Son couteau bien en main, John le Rouge s'avança posément vers elle, ses intentions des plus claires. Parfait ! Cela signifiait qu'elle avait réussi son coup. Bouffée intérieure de triomphe. En paix avec son sort prochain, Lisbon n'avait aucun scrupule à recourir à ce stratagème qui précipiterait le dénouement. Elle fixe le visage de son adversaire. Nul besoin d'être médium pour suivre le raisonnement, les conclusions qu'il en tirait : on avait dû le qualifier de bien des noms jusqu'à ce jour, mais que ce soit dans sa vie officielle ou celle plus officieuse, jamais personne ne lui avait jamais sans doute adressé cet épithète. Lâche. Non pas qu'il s'en offusquât… Sourire satisfait de Teresa, yeux effrontés.

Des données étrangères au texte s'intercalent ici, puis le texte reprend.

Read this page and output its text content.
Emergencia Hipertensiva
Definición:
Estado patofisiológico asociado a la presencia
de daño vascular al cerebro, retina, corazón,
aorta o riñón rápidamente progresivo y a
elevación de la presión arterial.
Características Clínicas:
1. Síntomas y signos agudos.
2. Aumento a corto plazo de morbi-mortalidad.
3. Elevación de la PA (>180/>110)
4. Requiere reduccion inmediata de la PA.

Rusée roublarde, elle savait qu'il n'avait d'autre choix que de mordre à l'hameçon, de suivre la voie qu'elle avait choisie pour la mise à mort. Nulle question de provocation émotionnelle ici, d'incitation à la colère, non… Retournant ses confidences contre lui, pliant son discours, l'incurvant dans un chemin donné, elle l'avait amené doucement à reconnaître qu'il avait choisi la voie de la facilité plutôt que celle, purement de vitrine, du « qui se rassemble s'assemble », lui offrant tout loisir d'interpeler sa couardise en toute légitimité, sans qu'il ne puisse s'en défendre sans ridicule justification.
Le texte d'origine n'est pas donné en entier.